Neuroinflammation and neurodegeneration analysis in the hippocampus and cortex. (A) Confocal micrographs depicting Iba1-, CD11b- and GFAP-immunolabeled cells in the cornus amonis CA1/CA3 and dentate gyrus (DG) of the hippocampus or in the cortex, and cortical immunolabeling of glutamine synthetase (GS). Typical surveillant and activated microglia (Iba1⁺ and CD11b⁺) phenotypes are indicated by the arrowheads, and expanded below the cortex micrograph. (B) HFHSD had no impact on the Iba1⁺ area or number of microglia cells, but increased the fraction of activated microglia, which was normalized by diet reversal. (C) Astrocytes were considered all GS⁺ and/or GFAP⁺ cells.
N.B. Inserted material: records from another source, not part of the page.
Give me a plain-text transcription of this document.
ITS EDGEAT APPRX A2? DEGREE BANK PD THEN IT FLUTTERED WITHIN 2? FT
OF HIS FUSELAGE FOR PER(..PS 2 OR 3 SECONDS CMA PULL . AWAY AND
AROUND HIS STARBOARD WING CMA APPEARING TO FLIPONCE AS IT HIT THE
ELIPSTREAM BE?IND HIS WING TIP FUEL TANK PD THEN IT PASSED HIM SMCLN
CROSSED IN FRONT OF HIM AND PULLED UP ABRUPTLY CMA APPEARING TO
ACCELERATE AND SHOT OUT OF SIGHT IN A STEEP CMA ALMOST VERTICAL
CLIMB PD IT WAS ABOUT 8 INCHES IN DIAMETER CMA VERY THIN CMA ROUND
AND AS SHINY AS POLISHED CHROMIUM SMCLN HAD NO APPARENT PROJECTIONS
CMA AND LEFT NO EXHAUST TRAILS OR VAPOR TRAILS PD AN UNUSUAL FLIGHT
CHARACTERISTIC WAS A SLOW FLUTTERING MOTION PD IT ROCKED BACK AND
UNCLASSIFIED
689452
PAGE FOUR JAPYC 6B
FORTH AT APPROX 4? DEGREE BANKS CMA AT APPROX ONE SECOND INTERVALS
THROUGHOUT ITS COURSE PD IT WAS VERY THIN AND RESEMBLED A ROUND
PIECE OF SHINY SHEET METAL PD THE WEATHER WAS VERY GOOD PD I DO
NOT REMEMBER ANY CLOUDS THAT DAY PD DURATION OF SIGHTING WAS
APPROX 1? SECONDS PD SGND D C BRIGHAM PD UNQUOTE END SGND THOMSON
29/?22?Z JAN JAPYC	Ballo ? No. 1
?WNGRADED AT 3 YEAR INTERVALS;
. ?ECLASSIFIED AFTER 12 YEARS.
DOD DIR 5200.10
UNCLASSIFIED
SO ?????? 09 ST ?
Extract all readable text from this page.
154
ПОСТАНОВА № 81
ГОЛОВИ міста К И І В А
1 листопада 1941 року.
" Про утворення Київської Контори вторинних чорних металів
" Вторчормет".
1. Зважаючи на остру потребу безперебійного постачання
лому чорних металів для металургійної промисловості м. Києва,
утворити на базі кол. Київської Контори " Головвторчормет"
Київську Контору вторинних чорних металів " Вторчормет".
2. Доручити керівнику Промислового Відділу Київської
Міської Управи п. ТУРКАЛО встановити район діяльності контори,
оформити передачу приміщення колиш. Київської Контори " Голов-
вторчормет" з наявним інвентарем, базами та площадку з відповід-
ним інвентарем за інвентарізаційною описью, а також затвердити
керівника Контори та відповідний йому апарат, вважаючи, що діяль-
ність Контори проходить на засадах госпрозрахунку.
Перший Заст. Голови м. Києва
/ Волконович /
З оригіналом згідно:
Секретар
HFHSD had no impact on the area occupied by GS⁺ cells or number of astrocytes. (D) Total Iba1 and GFAP levels in the hippocampus or cortex were similar across the experimental groups. (E) Expression of NF-κβ and cytokines in the hippocampus, relative to the 60S ribosomal protein L14. (F) NeuN immunolabeling of neuronal somata was used to estimate the number of mature neurons in the cortex and within the granule cell layer of CA1, CA3 and DG. (G) Doublecortin (DCX)-immunolabeling was used to count immature neurons. DCX⁺ cells are estimated per DG within a stained brain slice. Dashed lines in micrographs define the granule cell layer in CA1, CA3 and DG. Data is plotted as mean±SD of n=6-8 (half of either gender). Letters over data-points indicate significant differences relative to CD or as indicated (^a P<0.05, ^b P<0.01, ^c P<0.001) based on Fisher’s LSD post hoc comparison following presence of significant effects of diet or interaction between diet and time in ANOVA tests.